Filler: TiO ₂ powder.
Crosslinking agent A: 2,5-dimethyl-2,5-bis (tert-butylperoxy) hexane (abbreviation: Perhexa 25B).
Crosslinking agent B: α, α'-bis (tert-butylperoxy) -p-diisopropylbenzene (abbreviation: Percadox 14).
Processing aids: calcium stearate.

Example, Comparative Example
Each component was uniformly knead | mixed using 2 rolls by the mixing | blending (mass ratio) shown to Tables 1-4, and the fluorine-containing copolymer composition was prepared. About each composition, the test article of crosslinked rubber was produced by the method mentioned above, and the physical property was evaluated. The results are shown in Tables 1 to 4.
In the table, Test Examples 1, 20, 24, and 28 are comparative examples, and the other test examples are examples.

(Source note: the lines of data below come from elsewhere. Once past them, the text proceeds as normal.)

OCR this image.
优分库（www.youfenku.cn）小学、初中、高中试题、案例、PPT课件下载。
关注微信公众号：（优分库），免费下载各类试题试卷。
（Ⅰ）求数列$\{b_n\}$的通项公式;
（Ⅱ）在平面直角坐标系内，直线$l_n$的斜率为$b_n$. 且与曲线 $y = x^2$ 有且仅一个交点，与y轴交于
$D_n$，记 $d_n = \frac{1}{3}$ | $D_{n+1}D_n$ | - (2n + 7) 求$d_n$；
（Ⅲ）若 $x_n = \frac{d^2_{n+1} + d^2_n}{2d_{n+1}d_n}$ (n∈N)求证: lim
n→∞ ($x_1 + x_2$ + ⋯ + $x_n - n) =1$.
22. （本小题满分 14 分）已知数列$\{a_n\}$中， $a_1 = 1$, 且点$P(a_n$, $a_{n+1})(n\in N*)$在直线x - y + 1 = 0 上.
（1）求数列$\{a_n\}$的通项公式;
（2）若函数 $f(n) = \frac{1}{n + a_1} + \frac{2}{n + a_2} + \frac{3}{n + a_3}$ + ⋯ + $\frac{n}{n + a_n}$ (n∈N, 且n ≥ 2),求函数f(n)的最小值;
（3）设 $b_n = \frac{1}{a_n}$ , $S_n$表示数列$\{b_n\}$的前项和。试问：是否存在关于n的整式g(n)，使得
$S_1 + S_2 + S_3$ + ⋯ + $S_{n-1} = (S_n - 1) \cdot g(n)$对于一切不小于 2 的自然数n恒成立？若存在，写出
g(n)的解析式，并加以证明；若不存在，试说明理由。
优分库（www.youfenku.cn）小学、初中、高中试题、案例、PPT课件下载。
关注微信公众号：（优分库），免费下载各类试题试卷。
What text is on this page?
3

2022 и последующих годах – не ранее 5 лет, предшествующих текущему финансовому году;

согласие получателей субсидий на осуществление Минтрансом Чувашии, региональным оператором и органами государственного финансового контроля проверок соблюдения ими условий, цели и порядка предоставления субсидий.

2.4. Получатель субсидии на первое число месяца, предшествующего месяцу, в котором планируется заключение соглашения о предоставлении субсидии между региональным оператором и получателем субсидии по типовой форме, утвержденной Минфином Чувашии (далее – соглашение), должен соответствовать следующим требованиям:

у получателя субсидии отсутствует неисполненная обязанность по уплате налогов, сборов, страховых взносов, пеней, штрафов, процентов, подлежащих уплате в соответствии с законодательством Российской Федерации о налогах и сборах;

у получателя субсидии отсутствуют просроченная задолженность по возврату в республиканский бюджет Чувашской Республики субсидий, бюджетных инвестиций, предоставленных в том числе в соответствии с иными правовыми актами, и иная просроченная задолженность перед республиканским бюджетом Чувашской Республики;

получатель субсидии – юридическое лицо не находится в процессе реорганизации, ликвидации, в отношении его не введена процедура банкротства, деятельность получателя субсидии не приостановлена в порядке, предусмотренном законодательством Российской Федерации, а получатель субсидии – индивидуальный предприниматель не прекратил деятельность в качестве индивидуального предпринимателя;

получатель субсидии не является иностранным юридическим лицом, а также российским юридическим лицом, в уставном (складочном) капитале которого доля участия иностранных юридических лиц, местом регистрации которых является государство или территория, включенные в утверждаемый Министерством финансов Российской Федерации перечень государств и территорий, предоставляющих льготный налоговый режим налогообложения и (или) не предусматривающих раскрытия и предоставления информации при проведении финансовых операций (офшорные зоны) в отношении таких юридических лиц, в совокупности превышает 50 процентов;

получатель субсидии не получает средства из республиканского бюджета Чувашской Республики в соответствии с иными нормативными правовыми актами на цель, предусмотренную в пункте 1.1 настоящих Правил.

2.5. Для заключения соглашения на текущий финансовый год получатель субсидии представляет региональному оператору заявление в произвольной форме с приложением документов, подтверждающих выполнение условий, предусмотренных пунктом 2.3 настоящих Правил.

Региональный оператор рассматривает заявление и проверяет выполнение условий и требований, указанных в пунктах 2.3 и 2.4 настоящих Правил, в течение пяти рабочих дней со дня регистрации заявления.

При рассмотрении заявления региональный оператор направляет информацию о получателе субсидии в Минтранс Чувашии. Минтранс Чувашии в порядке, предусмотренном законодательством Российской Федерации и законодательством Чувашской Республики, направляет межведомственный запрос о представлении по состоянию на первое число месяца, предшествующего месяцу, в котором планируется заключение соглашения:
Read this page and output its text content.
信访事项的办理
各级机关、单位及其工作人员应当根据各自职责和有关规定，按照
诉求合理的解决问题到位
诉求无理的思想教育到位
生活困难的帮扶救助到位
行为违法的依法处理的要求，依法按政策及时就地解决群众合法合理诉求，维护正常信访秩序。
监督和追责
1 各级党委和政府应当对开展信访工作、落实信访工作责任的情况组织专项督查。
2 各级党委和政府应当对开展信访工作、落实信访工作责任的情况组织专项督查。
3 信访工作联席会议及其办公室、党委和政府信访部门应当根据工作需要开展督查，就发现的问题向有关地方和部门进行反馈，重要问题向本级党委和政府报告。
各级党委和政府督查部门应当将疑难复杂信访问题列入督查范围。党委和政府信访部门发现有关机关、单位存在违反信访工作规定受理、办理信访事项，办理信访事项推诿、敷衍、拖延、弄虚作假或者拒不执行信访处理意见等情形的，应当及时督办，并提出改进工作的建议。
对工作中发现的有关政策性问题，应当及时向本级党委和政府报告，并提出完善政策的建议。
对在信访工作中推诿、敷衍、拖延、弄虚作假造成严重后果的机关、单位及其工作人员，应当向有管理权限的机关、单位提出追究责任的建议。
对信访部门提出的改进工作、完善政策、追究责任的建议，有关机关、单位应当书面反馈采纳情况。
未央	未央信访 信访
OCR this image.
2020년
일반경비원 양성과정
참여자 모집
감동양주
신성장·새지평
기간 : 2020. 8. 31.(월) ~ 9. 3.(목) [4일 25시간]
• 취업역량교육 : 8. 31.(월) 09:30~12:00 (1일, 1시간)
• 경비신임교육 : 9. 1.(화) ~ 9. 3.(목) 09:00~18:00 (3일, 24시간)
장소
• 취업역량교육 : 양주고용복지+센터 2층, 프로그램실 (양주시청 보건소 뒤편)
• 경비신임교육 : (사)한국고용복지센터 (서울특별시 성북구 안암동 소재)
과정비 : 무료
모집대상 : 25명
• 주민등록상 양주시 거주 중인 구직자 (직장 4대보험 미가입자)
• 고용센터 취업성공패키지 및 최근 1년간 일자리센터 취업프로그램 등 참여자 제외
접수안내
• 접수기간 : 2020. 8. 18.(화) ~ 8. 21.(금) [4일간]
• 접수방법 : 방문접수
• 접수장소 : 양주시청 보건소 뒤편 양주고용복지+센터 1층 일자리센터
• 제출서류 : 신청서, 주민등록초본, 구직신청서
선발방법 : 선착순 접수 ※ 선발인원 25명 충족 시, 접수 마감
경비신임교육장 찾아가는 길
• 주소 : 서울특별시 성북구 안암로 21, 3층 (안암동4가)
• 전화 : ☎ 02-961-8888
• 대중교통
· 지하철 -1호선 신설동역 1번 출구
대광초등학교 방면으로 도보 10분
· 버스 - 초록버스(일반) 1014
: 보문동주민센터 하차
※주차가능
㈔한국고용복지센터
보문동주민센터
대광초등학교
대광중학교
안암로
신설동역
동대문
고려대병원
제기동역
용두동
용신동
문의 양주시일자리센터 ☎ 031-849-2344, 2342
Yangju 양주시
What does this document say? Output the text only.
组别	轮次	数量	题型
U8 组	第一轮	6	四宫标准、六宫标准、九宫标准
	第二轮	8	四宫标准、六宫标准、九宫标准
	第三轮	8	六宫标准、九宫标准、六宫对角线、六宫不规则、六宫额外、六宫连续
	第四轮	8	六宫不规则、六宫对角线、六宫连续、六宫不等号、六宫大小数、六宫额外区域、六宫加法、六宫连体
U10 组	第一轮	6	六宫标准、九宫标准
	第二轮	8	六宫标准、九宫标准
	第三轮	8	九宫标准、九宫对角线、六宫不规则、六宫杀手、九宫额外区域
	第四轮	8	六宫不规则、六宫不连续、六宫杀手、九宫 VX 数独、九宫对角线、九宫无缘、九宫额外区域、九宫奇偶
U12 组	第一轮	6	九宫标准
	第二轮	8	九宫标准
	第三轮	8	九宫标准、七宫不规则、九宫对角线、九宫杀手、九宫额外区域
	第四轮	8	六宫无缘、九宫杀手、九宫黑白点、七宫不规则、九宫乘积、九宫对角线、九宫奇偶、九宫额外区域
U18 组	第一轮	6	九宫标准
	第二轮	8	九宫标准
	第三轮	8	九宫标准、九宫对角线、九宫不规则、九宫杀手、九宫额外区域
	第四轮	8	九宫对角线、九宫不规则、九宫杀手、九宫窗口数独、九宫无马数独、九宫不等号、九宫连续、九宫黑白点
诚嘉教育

  The crosslinked rubbers of the examples containing silica had good compression set and at least one of tensile strength and breaking elongation was improved.

Claims (2)

  A fluorine-containing copolymer comprising a copolymer having a unit based on tetrafluoroethylene and a unit based on propylene, or a copolymer having a unit based on tetrafluoroethylene and a unit based on perfluoro (alkyl vinyl ether), and silica Composition.   The fluorine-containing copolymer composition according to claim 1, wherein the silica is contained in a ratio of 20 parts by mass or less with respect to 100 parts by mass of the copolymer.